Thank you, Mr. Chair.
As in previous years, our analysis, comments, and recommendations are contained in a written submission, which was provided to the committee in August. In our remarks today, we wish to highlight certain areas of that submission that we consider particularly important--debt reduction, sales tax harmonization, and the need for a single corporate tax rate.
Canada's chartered accountants applauded the news that the national debt was reduced by $14.2 billion in the 2006-07 fiscal year and that an additional $10 billion has been committed for debt reduction this year. Despite significant reductions in recent years, the level of federal debt equates to approximately $14,000 for each Canadian, well above provincial debt burdens.
Interest payments currently stand at $34 billion, and based on the government's own estimates, we will not see an appreciable reduction in these yearly amounts over the next five years. Advantage Canada notes that the level of debt charges exceeds combined federal spending on national defence, employment insurance benefits, and international assistance.
We recommend that the government accelerate the pace of future debt reduction beyond that outlined in the economic statement, so that a debt-to-GDP ratio of 20% is reached by or before the 2013-14 fiscal year. In order to achieve this goal, we call for minimum annual debt payments of $5 billion rather than $3 billion.
For the past few years, the CICA has been calling on the federal government to lower corporate taxes as a means to enhance the productivity, competitiveness, and overall growth of the Canadian business sector. Prosperous and growing businesses generate jobs and tax revenue, and that benefits all Canadians.
We were therefore very encouraged by the business tax reductions outlined in the economic statement. The government's commitment to reduce the general corporate tax rate to 15% by 2012 is a positive step.
The question of who bears the burden of corporate income tax is an interesting one. Some would argue that the impact falls only on corporations themselves. That tends to be the political spin, but there is a growing body of evidence that suggests otherwise. Studies show that businesses deal with taxes like any other cost. They either pass them on to consumers in higher prices, force them back onto salary and labour costs by reducing wages of employees, or reduce returns for owners and shareholders.
Looking back to 1998, conclusions reached by the finance department supported the economic argument that businesses ultimately do not bear taxes but simply pass them on. Increasingly, there is evidence that corporate tax ultimately falls primarily on labour incomes. A recent study in the U.K. suggests that any increase in corporate tax is passed on in the form of lower wages. Another study in the U.S. conducted last year confirms that wages are significantly responsive to corporate tax rates.
Closer to home, the Institute for Competitiveness and Prosperity puts it in relatively simple terms: corporations don't pay taxes, people do. The evidence is clear. High business taxes reduce wages for employees, and this is particularly true in small open economies like Canada's.

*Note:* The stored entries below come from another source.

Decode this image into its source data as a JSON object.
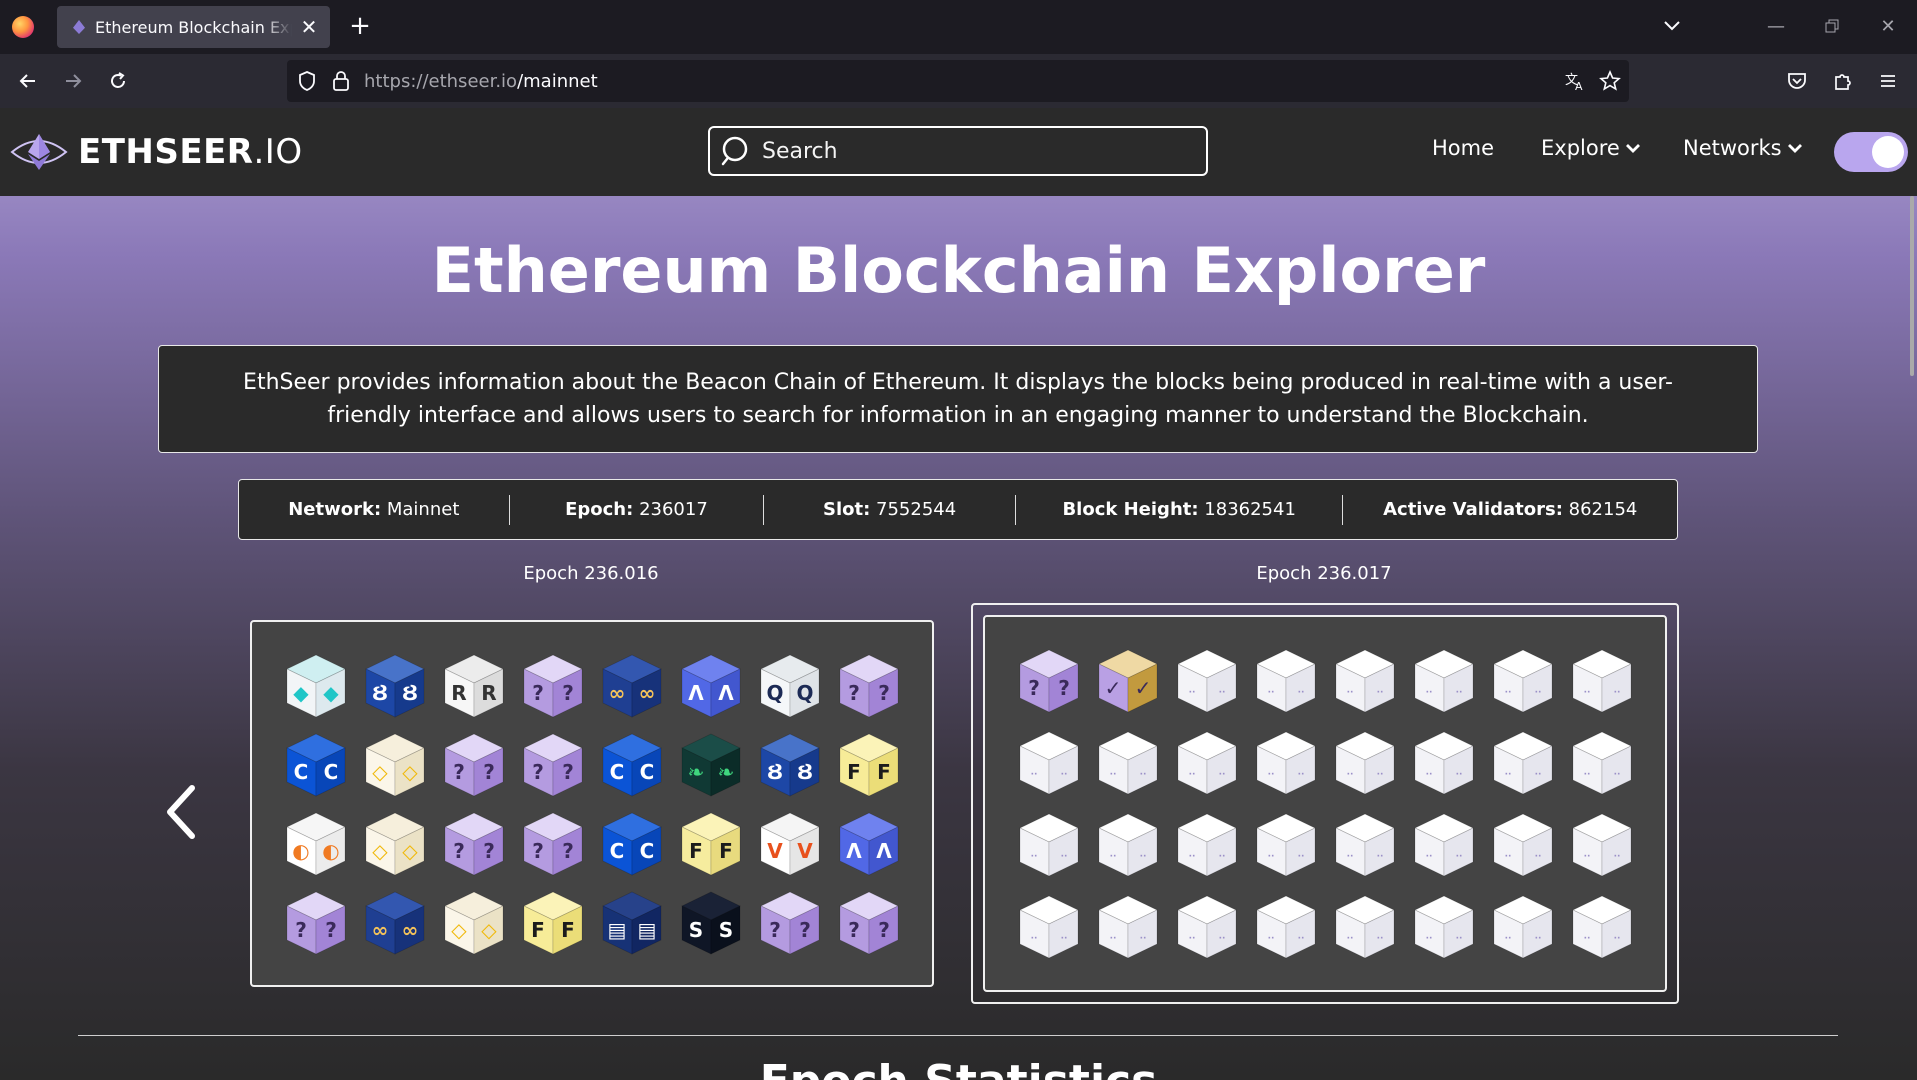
{
  "browser": {
    "tab_title": "Ethereum Blockchain Explorer - EthSeer",
    "url_domain": "https://ethseer.io",
    "url_path": "/mainnet"
  },
  "header": {
    "logo_main": "ETHSEER",
    "logo_suffix": ".IO",
    "search_placeholder": "Search",
    "nav": {
      "home": "Home",
      "explore": "Explore",
      "networks": "Networks"
    }
  },
  "hero": {
    "title": "Ethereum Blockchain Explorer",
    "description": "EthSeer provides information about the Beacon Chain of Ethereum. It displays the blocks being produced in real-time with a user-friendly interface and allows users to search for information in an engaging manner to understand the Blockchain."
  },
  "stats": [
    {
      "label": "Network:",
      "value": "Mainnet"
    },
    {
      "label": "Epoch:",
      "value": "236017"
    },
    {
      "label": "Slot:",
      "value": "7552544"
    },
    {
      "label": "Block Height:",
      "value": "18362541"
    },
    {
      "label": "Active Validators:",
      "value": "862154"
    }
  ],
  "epochs": [
    {
      "label": "Epoch 236.016",
      "blocks": [
        "lido",
        "rocketpool",
        "rocketx",
        "unknown",
        "stakefish",
        "kraken",
        "bitcoinsuisse",
        "unknown",
        "coinbase",
        "binance",
        "unknown",
        "unknown",
        "coinbase",
        "figment",
        "rocketpool",
        "fpool",
        "abyss",
        "binance",
        "unknown",
        "unknown",
        "coinbase",
        "fpool2",
        "ledger",
        "kraken",
        "unknown",
        "stakefish",
        "binance",
        "fpool",
        "wallet",
        "stakewise",
        "unknown",
        "unknown"
      ]
    },
    {
      "label": "Epoch 236.017",
      "blocks": [
        "unknown",
        "proposed",
        "pending",
        "pending",
        "pending",
        "pending",
        "pending",
        "pending",
        "pending",
        "pending",
        "pending",
        "pending",
        "pending",
        "pending",
        "pending",
        "pending",
        "pending",
        "pending",
        "pending",
        "pending",
        "pending",
        "pending",
        "pending",
        "pending",
        "pending",
        "pending",
        "pending",
        "pending",
        "pending",
        "pending",
        "pending",
        "pending"
      ]
    }
  ],
  "cube_themes": {
    "unknown": {
      "top": "#e2d7f7",
      "left": "#b49be0",
      "right": "#a284d6",
      "glyph": "?",
      "ink": "#3a2a5a"
    },
    "proposed": {
      "top": "#efd9a4",
      "left": "#b9a0e4",
      "right": "#c29a3e",
      "glyph": "✓",
      "ink": "#3a2a5a"
    },
    "pending": {
      "top": "#ffffff",
      "left": "#f3f3f7",
      "right": "#e6e6ee",
      "glyph": "··",
      "ink": "#9b90c8"
    },
    "lido": {
      "top": "#cfeff1",
      "left": "#f2f5f7",
      "right": "#dde9ee",
      "glyph": "◆",
      "ink": "#1fc6c7"
    },
    "rocketpool": {
      "top": "#4873c9",
      "left": "#1d47a6",
      "right": "#163a8c",
      "glyph": "Ȣ",
      "ink": "#ffffff"
    },
    "rocketx": {
      "top": "#ececec",
      "left": "#f7f7f7",
      "right": "#dcdcdc",
      "glyph": "R",
      "ink": "#333333"
    },
    "stakefish": {
      "top": "#3357b0",
      "left": "#1f3f92",
      "right": "#17327a",
      "glyph": "∞",
      "ink": "#f4c35a"
    },
    "kraken": {
      "top": "#6f82ef",
      "left": "#5168e6",
      "right": "#4257cf",
      "glyph": "Λ",
      "ink": "#ffffff"
    },
    "bitcoinsuisse": {
      "top": "#e7ebee",
      "left": "#f5f7f9",
      "right": "#dfe3e7",
      "glyph": "Q",
      "ink": "#1c2a55"
    },
    "coinbase": {
      "top": "#2f6fe0",
      "left": "#0b54d6",
      "right": "#0846b8",
      "glyph": "C",
      "ink": "#ffffff"
    },
    "binance": {
      "top": "#f6efdc",
      "left": "#fbf6e9",
      "right": "#ebe2c6",
      "glyph": "◇",
      "ink": "#f0b90b"
    },
    "figment": {
      "top": "#1b4d48",
      "left": "#103934",
      "right": "#0b2c28",
      "glyph": "❧",
      "ink": "#3fd67e"
    },
    "fpool": {
      "top": "#fbf3b8",
      "left": "#f7ec98",
      "right": "#ebdd78",
      "glyph": "F",
      "ink": "#1c1c1c"
    },
    "fpool2": {
      "top": "#fbf3b8",
      "left": "#f6ec9e",
      "right": "#e8da7e",
      "glyph": "F",
      "ink": "#1c1c1c"
    },
    "abyss": {
      "top": "#f6f6f6",
      "left": "#ffffff",
      "right": "#ececec",
      "glyph": "◐",
      "ink": "#f07a22"
    },
    "ledger": {
      "top": "#f5f5f5",
      "left": "#ffffff",
      "right": "#e6e6e6",
      "glyph": "V",
      "ink": "#e8511d"
    },
    "wallet": {
      "top": "#27428a",
      "left": "#173276",
      "right": "#112662",
      "glyph": "▤",
      "ink": "#ffffff"
    },
    "stakewise": {
      "top": "#1a2236",
      "left": "#0f1626",
      "right": "#0a101c",
      "glyph": "S",
      "ink": "#ffffff"
    }
  }
}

Reducing corporate taxes should be a bipartisan issue. Many countries around the world on all sides of the political spectrum are coming to this realization and aggressively reducing corporate taxes. Canada cannot be left behind. Accordingly, we'd like to see a faster action aimed at moving the corporate tax rate in line with the lower small business rate. In short, we would like to see faster, deeper cuts.
A single rate would bring much-needed simplification to the tax system by eliminating the rules currently needed to differentiate between large and small business income. Moreover, there is evidence that reducing the corporate rate could actually increase corporate tax revenues. Finance should ensure it models the true costs, if any, of further tax cuts. This would increase the effectiveness of the government's fiscal management.
Our submission also calls on the federal government to renew its efforts to make sales tax harmonization a reality across Canada. The economic statement notes that provincial sales tax harmonization would substantially improve our business tax competitiveness. We urge the government to move aggressively to provide the financial incentives necessary to complete this process.
Finally, the government must continually monitor capital cost allowance rates to ensure that they correspond to the economic life of the asset, which will encourage investment.
The combination of lower corporate taxes, sales tax harmonization, and appropriate CCA rates would greatly assist Canadian businesses, particularly manufacturing businesses, in dealing with a stronger Canadian dollar and the productivity challenge they face. It would also directly incent businesses to become global champions, with their head offices in Canada, which is a key priority.
Mr. Chairman, this concludes our comments in support of our written submission.
Thank you for the opportunity to speak to you today.